The demise of Skender Manufacturing, which was heralded as a model for the broader-scale use of modular manufacturing techniques to produce buildings, comes at a time when the larger modular and offsite construction industry has faced its own hurdles due to the pandemic.
While modular’s controlled-factory environment lends itself to better screening and social distancing for workers during the pandemic, several operators told Construction Dive this summer that the expected orders for permanent modular structures, as opposed to emergency-response, temporary facilities, didn’t materialize.
Menlo Park, California-based Katerra, which has envisioned an even more ambitious adoption of modular manufacturing techniques in the construction industry, has announced at least two rounds of layoffs since the beginning of the pandemic.
Modular and offsite manufacturing have long been hailed as the future of the industry, but these types of setbacks illustrate the challenges of bringing modular construction on a large scale to the U.S. building sector.
“It’s a chicken-and-egg problem,” Skender said. “How do you get that scale when there's a lot of uncertainty? It takes the whole ecosystem from the developer, the investor, the construction company and the manufacturer to make a concerted effort to see the big picture.”
And while modular construction accounts for less than 5% of commercial construction activity in the United States, one of the markets it made its biggest inroads into was hospitality, spurred in part by Marriott International’s commitment to build new modular hotels. But this summer, the firm announced it had pulled back on the development of new hotels in the U.S. in the second quarter of this year and scuttled a development meeting to build more hotels, due to the continued uncertainty of the market.
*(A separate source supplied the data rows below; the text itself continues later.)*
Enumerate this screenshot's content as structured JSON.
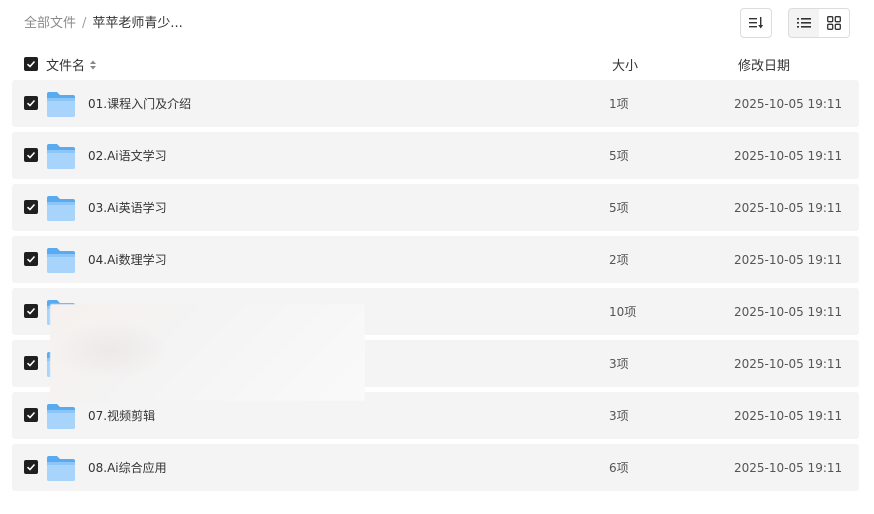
{
  "breadcrumb": {
    "root": "全部文件",
    "separator": "/",
    "current": "苹苹老师青少..."
  },
  "toolbar": {
    "sort_icon": "sort-icon",
    "list_view_icon": "list-view-icon",
    "grid_view_icon": "grid-view-icon",
    "active_view": "grid"
  },
  "table": {
    "columns": {
      "name": "文件名",
      "size": "大小",
      "date": "修改日期"
    },
    "rows": [
      {
        "name": "01.课程入门及介绍",
        "size": "1项",
        "date": "2025-10-05 19:11"
      },
      {
        "name": "02.Ai语文学习",
        "size": "5项",
        "date": "2025-10-05 19:11"
      },
      {
        "name": "03.Ai英语学习",
        "size": "5项",
        "date": "2025-10-05 19:11"
      },
      {
        "name": "04.Ai数理学习",
        "size": "2项",
        "date": "2025-10-05 19:11"
      },
      {
        "name": "",
        "size": "10项",
        "date": "2025-10-05 19:11"
      },
      {
        "name": "",
        "size": "3项",
        "date": "2025-10-05 19:11"
      },
      {
        "name": "07.视频剪辑",
        "size": "3项",
        "date": "2025-10-05 19:11"
      },
      {
        "name": "08.Ai综合应用",
        "size": "6项",
        "date": "2025-10-05 19:11"
      }
    ]
  },
  "colors": {
    "row_bg": "#f4f4f4",
    "checkbox": "#1f1f1f",
    "folder_light": "#a8d4fb",
    "folder_dark": "#5aaaf0"
  }
}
Skender officially stepped into his role as CEO at Skender Manufacturing in June, after earlier succeeding his father and older brother as CEO of Skender Construction. At that time, Justin Brown was appointed as CEO of Skender Construction. Skender Manufacturing, which had been a separate legal entity since its launch in March 2018, according to the firm, then formally spun off in early 2020 as its own company in order to secure financing.
In addition to the hospitality market dealing a heavy blow to his business plan, Skender also said that investor appetite had been curtailed by the pandemic.
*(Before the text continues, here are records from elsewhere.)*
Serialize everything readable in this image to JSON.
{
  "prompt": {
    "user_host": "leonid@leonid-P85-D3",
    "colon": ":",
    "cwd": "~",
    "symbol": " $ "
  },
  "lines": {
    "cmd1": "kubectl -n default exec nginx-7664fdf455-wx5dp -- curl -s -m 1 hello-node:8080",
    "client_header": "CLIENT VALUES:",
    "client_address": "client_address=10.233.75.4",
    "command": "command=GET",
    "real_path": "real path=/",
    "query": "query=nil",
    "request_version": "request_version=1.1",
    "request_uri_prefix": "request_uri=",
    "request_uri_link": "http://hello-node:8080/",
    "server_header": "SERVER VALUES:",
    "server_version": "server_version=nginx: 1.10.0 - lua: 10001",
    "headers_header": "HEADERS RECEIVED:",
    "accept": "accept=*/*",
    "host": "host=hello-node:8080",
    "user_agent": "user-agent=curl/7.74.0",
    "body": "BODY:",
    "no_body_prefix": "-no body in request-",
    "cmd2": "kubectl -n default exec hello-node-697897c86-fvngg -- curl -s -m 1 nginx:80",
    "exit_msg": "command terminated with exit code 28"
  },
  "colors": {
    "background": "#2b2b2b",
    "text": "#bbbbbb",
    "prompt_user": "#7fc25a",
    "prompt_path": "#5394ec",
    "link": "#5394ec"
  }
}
“I take responsibility, and I don’t want to make excuses,” Skender said. “But clearly, the pandemic has disrupted business across the board. So now may not be the best time to be raising capital.”
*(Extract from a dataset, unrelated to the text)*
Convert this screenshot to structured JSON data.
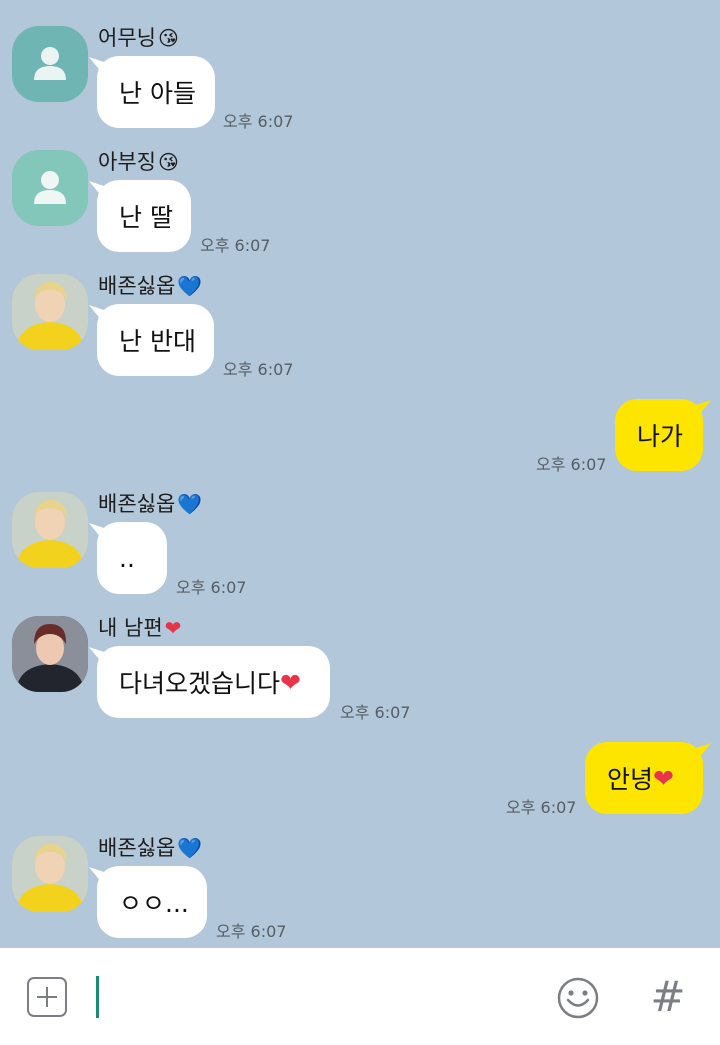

Skender Construction has also felt the impact of the downturn, according to Todd Andrlik, Skender Construction’s vice president of marketing.
“The decade-long bull market, strong demand for construction, and high expectations entering 2020 resulted in most contractors significantly growing in personnel,” Andrlik wrote in an email. “However, the effects of COVID-19 meant that to be responsible stewards of our businesses, firms needed to adjust future projections and, unfortunately, reduce headcount. At Skender, we now expect to close the year with revenues around $400 million, about 3% off 2019.
He said in an email the firm is committed to helping Skender Manufacturing's clients with any projects already in process. "Skender Construction is committed to helping the impacted Skender Manufacturing clients get their jobs done," Andrlik wrote. "Skender executives will provide input as needed to either transition projects to the conventional construction approach, collaborate with third-party manufacturers, or refer clients to other modular manufacturing firms."
He also said the company still believes in the modular model for some jobs. "Modular building has a place in the industry and provides a solution for certain types of projects," Andrlik wrote.
The firm is focusing on more bullish industries, such as life sciences. “In the last few weeks, we’ve won nearly $70 million worth of 2021 construction projects so we’re optimistic a quick recovery is probable," Andrlik added.